Our next question comes from the line of Catharine Trebnick with Rosenblatt Securities.

Speaker 12

You introduced a UCaaS solution recently. Can you provide some insights into the decision to do that? Does it impact or not impact the relationship with RingCentral?

Yes. Thanks for the question. I don't think I'm going to surprise you by saying that the UCaaS market has been commoditized and is no longer a premium capability. It's also easy to deliver. We have capabilities and we've had some requests from customers. Our relationship with RingCentral is strong, and we operate in certain segments of the market together while in other segments of the market we operate differently. So, there's no change to that.

Operator

Our next question comes from the line of Rishi Jaluria with RBC Capital Markets.

Speaker 13

This is Richard Poland on for Rishi Jaluria today. So obviously, AI can play a role across the entire call center lifecycle. Are you seeing any particular use cases that are standing out, especially early days?

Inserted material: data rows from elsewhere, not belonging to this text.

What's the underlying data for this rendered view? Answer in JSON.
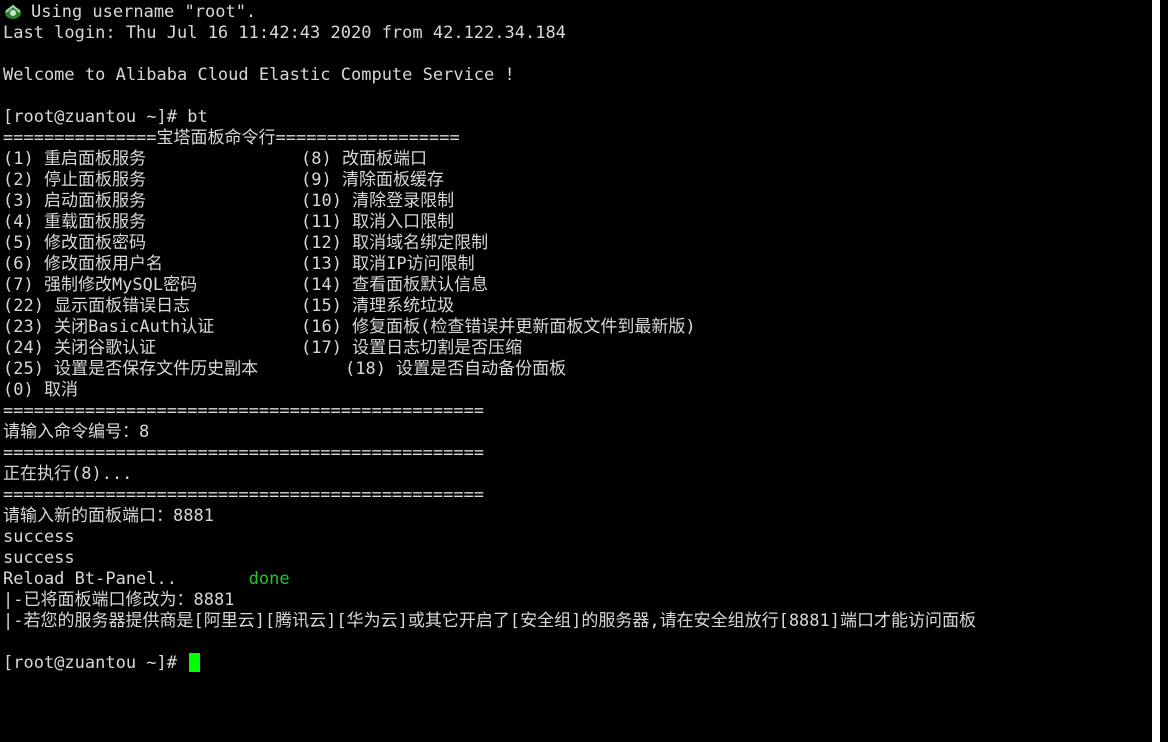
{
  "terminal": {
    "line_user": "Using username \"root\".",
    "line_last_login": "Last login: Thu Jul 16 11:42:43 2020 from 42.122.34.184",
    "line_welcome": "Welcome to Alibaba Cloud Elastic Compute Service !",
    "prompt1": "[root@zuantou ~]# bt",
    "menu_header": "===============宝塔面板命令行==================",
    "menu": [
      {
        "left": "(1) 重启面板服务",
        "right": "(8) 改面板端口"
      },
      {
        "left": "(2) 停止面板服务",
        "right": "(9) 清除面板缓存"
      },
      {
        "left": "(3) 启动面板服务",
        "right": "(10) 清除登录限制"
      },
      {
        "left": "(4) 重载面板服务",
        "right": "(11) 取消入口限制"
      },
      {
        "left": "(5) 修改面板密码",
        "right": "(12) 取消域名绑定限制"
      },
      {
        "left": "(6) 修改面板用户名",
        "right": "(13) 取消IP访问限制"
      },
      {
        "left": "(7) 强制修改MySQL密码",
        "right": "(14) 查看面板默认信息"
      },
      {
        "left": "(22) 显示面板错误日志",
        "right": "(15) 清理系统垃圾"
      },
      {
        "left": "(23) 关闭BasicAuth认证",
        "right": "(16) 修复面板(检查错误并更新面板文件到最新版)"
      },
      {
        "left": "(24) 关闭谷歌认证",
        "right": "(17) 设置日志切割是否压缩"
      },
      {
        "left": "(25) 设置是否保存文件历史副本",
        "right": "(18) 设置是否自动备份面板"
      }
    ],
    "menu_cancel": "(0) 取消",
    "separator": "===============================================",
    "input_prompt": "请输入命令编号：8",
    "executing": "正在执行(8)...",
    "new_port_prompt": "请输入新的面板端口：8881",
    "success1": "success",
    "success2": "success",
    "reload_label": "Reload Bt-Panel..",
    "reload_status": "done",
    "port_changed": "|-已将面板端口修改为：8881",
    "security_note": "|-若您的服务器提供商是[阿里云][腾讯云][华为云]或其它开启了[安全组]的服务器,请在安全组放行[8881]端口才能访问面板",
    "prompt2": "[root@zuantou ~]# "
  },
  "colors": {
    "background": "#000000",
    "text": "#d8d8d8",
    "done": "#22c722",
    "cursor": "#00ff00"
  },
  "icons": {
    "putty": "putty-icon"
  }
}
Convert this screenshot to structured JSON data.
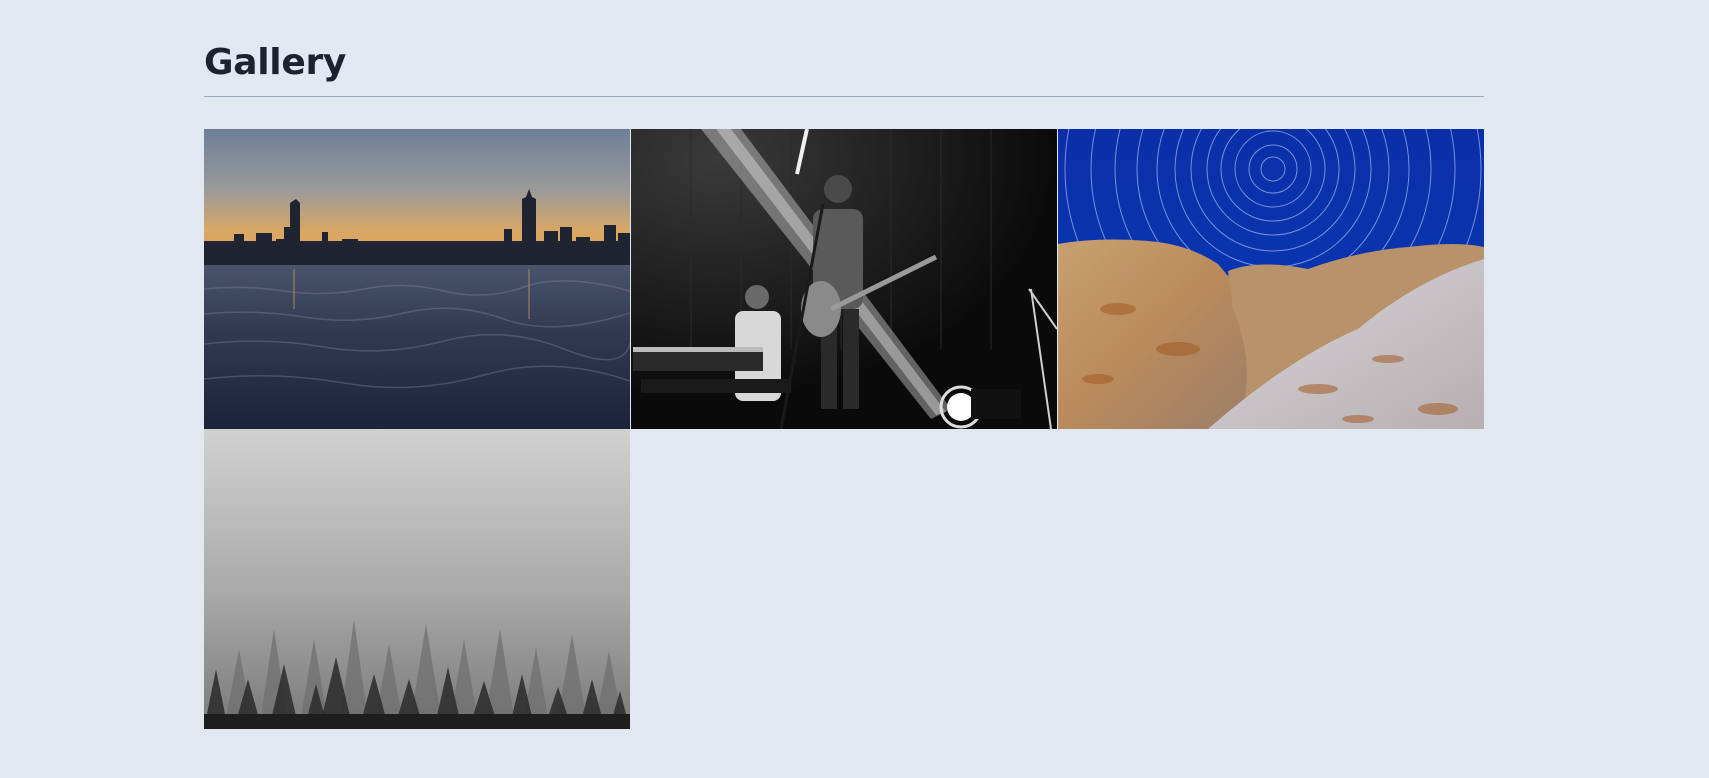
{
  "page": {
    "title": "Gallery"
  },
  "gallery": {
    "images": [
      {
        "name": "city-skyline-image"
      },
      {
        "name": "concert-stage-image"
      },
      {
        "name": "star-trails-image"
      },
      {
        "name": "foggy-forest-image"
      }
    ]
  },
  "colors": {
    "background": "#e2e8f1",
    "title": "#1c2230",
    "rule": "#9ba6b6"
  }
}
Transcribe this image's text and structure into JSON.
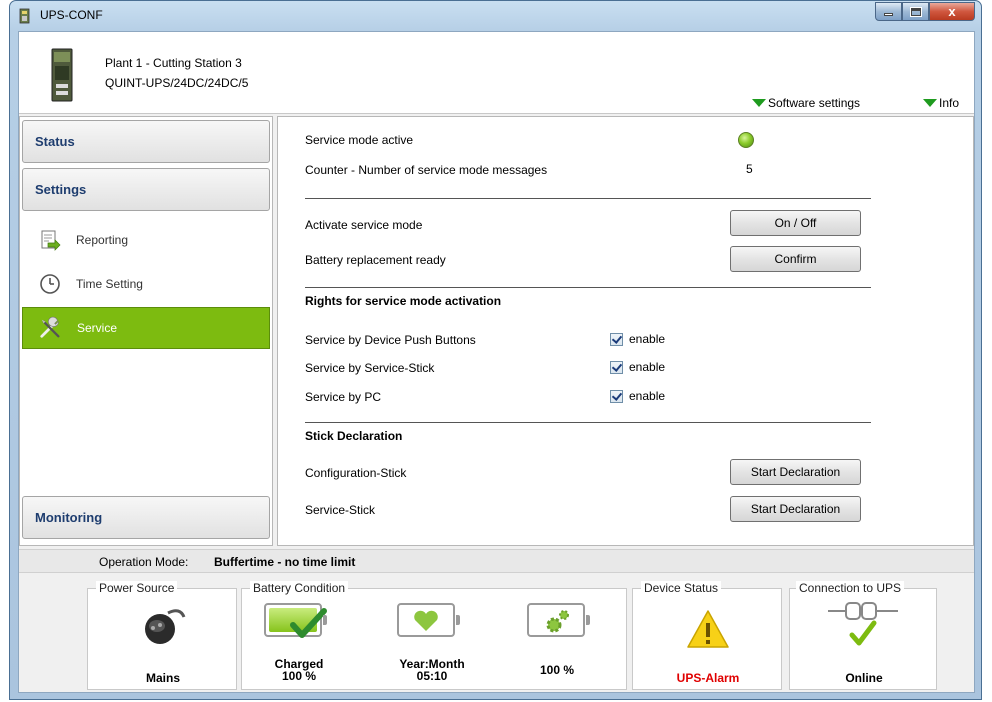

Yes. It's a great question. We see various use cases and I'm very encouraged by the pace of adoption because, as I mentioned before, when we think of AI, we translate it to Augmented Intelligence and Artificial Intelligence. So there is the part when it can work side by side with the CX professional and there is the full automation of certain tasks or journeys. I mentioned several of our solutions related to AI, including copilot for agents and supervisors, auto summary, XO for various CSA capabilities and a growing list of others. This list will continue to grow. When you have a platform with those assets together, it's easy to start using more and more use cases.

Operator

Thank you. Ladies and gentlemen, that concludes our question-and-answer session. I'll turn the floor back to Mr. Eilam for any final comments.

Thank you, everyone, for joining us. Beth, Marty and I and the rest of the management team are looking forward to seeing you at our Investor Day in Vegas on June 11. Have a great day. Thank you so much.

Operator

Thank you. This concludes today's conference call. You may disconnect your lines at this time. Thank you for your participation.